O professor Rodolfo Amorim, confirmou isso com dados estatísticos, inclusive entre os cristãos; ficar, pegar e transar sem compromissos não é coisa só de pagão. Seria verdade dizer que quando cantamos músicas de amor que tratam a sexualidade a moda de Vênus, é porque já estamos vivendo dessa forma? A canção seria a expressão de uma realidade social?

Parece, no entanto, que Gikovate e Carvalho não se encontram sobre a razão e o propósito desse avanço de Vênus na nossa cultura.

E quem é Eros? Eros tem sido caluniado, chamado de careta, de piegas e retrógrado. Porque ele significa o amor romântico, o sonho da ‘alma gêmea’, é a simbiose, é o sofrimento por amor, é a dor do apego. É a maneira empolada de falar, jamais usa palavras obscenas e pornográficas. É aquele lugar comum da linguagem romântica, vocabulário batido,  é a trilha sonora de quem quer levar a amada até o altar, é o pra sempre – é o brega! Hoje fazem de tudo para desqualifica-lo, curiosamente, emprestando-o características de Agápe, o carola-mor para a rival Vênus.

Está ficando mais claro que, na cultura brasileira contemporânea,  as coisas estão se modificando, Vênus tem sido elevada ao status de Eros (vênus, a baixaria, é o atual erótico) e, por conseguinte, Eros tem sido promovido à Agápe (o ápice do amor na nossa música não é a caridade é o piegas romântico). No Brasil isso é traduzido pela alteração no significado dos termos ‘amor’ e ‘sexo’. Amor, como cantado hoje, é o que para nós cristãos sempre foi o afeto erótico. Então, o lugar mais alto dos afetos (na música popular) é Eros, o Romântico. E ao falar de sexo tem-se a impressão de que é por Vênus que se canta.

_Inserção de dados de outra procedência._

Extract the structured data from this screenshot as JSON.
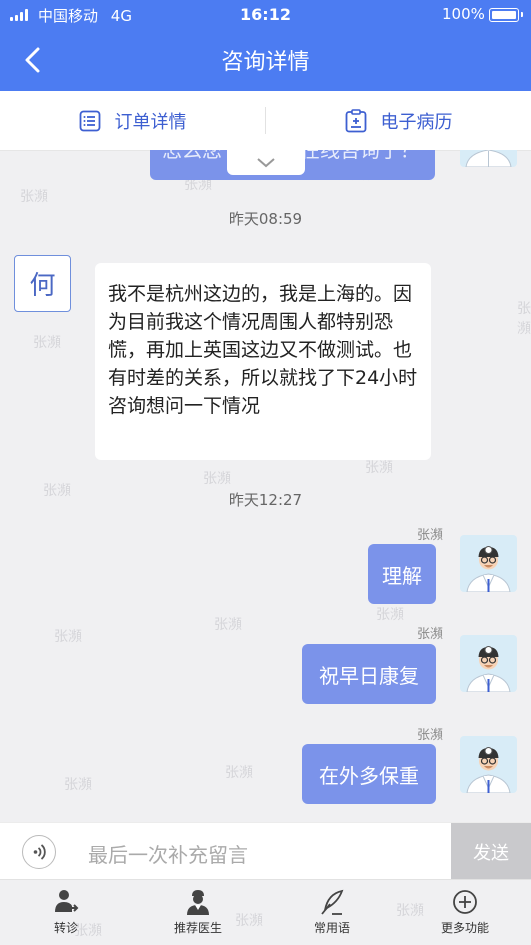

Definidos os termos, vamos ao duelo. Quem ganhará o coração indefeso da MPB? Vênus ou Eros? O selvagem ou o Gentil? A Baixaria ou o Romance? Quem cantará a respeito do sexo na nossa intimidade; Celly Campello, Wanderléa, Marcelo Camelo, Adelino Moreira, Lupcinio Rodrigues, Tom Jobim ou vamos no repertório de Marina Lima, Ângela Ro Ro, Raimundos, Tribalistas, Kelly Key e Tati Quebra-Barraco?  Nos próximos capítulos vamos descobrir quem será o vencedor, enquanto lemos as letras desse nosso vasto cancioneiro popular.